Priscilla laughs. “Gotcha. Great name, isn't it? Stands for Playtime Toys for Adults. When we have these parties, we don't even have to fib to our kids. We just tell them we're going to a PTA meeting.”
So much for my stereotype of uptight suburban women. I thought I was so cool when I lived in Manhattan, but I couldn't even get my book group to read William Burroughs's
Naked Lunch.
They didn't want anybody seeing them on the subway holding a book with that title. And forget Henry Miller's
Tropic of Capricorn.
They were even more embarrassed that people might think they were into astrology.
“Are we starting soon?” asks a pretty woman coming over to join us. “I'm dying to see the new edible panties. I'm hoping for dulce de leche. My husband's sick of raspberry.” She adjusts her pink velvet headband and tucks a strand of hair behind her gold earring.
“You'll love the new crème brûlée,” says Priscilla. “But you're right, we should start.” She taps a martini glass with a Tiffany butter knife. Amazingly, the genteel tinkle commands everyone's attention and the women quickly seat themselves around the room. Priscilla strolls over to take her place behind the vibrator table.
“I hope you all had a great summer,” says Priscilla brightly, using the same opening line as the principal at Spence the other morning. “And I hope every one of you has put the lickety-lube vibrating bath loofah from the last PTA meeting to good use.” Definitely a line the principal didn't use.
Priscilla rubs her hands, getting down to work. “Okay neighbors, let's start with sharing time,” she says, sounding frighteningly like Mr. Rogers.
One woman stands up from her seat on the chintz sofa. I almost didn't see her before because her summer sun dress is the same floral print as the upholstery. “Hi, for our new friends I'm Lizzie,” she says, smiling over at Berni and me. “And I'd like to share that the Magic Mood Cream was fabulous.”
That's nice. I guess we can all learn a thing or two from each other. Maybe when we're done with this, somebody will tell me the name of a good Hadley Farms dry cleaner.

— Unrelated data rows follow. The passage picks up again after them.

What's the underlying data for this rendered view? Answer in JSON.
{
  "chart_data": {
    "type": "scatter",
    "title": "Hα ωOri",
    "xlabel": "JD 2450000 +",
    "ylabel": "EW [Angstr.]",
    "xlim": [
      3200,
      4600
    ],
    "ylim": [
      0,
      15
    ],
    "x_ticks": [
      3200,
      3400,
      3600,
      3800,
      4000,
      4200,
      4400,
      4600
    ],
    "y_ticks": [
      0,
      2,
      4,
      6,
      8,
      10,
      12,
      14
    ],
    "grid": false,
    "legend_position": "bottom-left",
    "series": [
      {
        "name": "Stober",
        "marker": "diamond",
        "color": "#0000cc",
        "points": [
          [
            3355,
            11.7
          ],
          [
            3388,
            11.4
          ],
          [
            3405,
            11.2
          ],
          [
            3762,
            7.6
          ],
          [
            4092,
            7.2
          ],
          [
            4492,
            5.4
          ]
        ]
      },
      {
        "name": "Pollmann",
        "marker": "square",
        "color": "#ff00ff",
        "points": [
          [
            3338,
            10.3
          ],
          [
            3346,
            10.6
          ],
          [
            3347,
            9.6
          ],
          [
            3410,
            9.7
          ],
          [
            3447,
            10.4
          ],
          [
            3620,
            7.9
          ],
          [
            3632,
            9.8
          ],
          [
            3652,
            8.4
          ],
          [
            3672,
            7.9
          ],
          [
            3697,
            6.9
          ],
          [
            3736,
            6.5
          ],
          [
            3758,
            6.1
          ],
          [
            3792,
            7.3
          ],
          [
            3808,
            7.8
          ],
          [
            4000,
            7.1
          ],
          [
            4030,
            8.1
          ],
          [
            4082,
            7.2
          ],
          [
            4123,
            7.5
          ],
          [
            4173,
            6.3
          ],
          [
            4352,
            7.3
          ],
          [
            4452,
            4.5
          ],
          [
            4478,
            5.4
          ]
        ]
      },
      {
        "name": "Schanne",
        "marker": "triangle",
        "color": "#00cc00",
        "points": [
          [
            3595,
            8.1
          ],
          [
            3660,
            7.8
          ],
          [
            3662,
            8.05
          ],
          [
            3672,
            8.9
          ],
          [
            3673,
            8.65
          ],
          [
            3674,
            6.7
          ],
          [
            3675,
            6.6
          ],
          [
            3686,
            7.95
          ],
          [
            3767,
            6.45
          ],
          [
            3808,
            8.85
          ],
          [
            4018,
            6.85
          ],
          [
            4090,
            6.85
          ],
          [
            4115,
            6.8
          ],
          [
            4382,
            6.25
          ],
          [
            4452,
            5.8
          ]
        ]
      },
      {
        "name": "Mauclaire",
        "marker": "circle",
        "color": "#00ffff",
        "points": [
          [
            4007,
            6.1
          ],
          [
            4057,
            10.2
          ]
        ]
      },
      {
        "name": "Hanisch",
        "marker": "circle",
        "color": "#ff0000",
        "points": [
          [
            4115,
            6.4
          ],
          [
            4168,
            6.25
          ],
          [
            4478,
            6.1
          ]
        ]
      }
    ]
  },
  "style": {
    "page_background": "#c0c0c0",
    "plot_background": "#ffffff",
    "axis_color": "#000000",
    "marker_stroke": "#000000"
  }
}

“If you haven't tried it,” Lizzie says, looking straight at me, “Magic Mood Cream puts you in the mood for sex. Even if you're grumpy and you think you're too tired. Much more efficient than lighting a bunch of candles. For an amazing tingle, all you have to do is apply a quarter of a teaspoon directly to your clitoris.”
Funny, I remember going to parties where “clitoris” wasn't the first word someone said. Even parties where clitoris never came up at all. And come to think of it, I've been in bed with men who as far as I could tell never heard the word “clitoris.” And wouldn't have a clue about where to find one.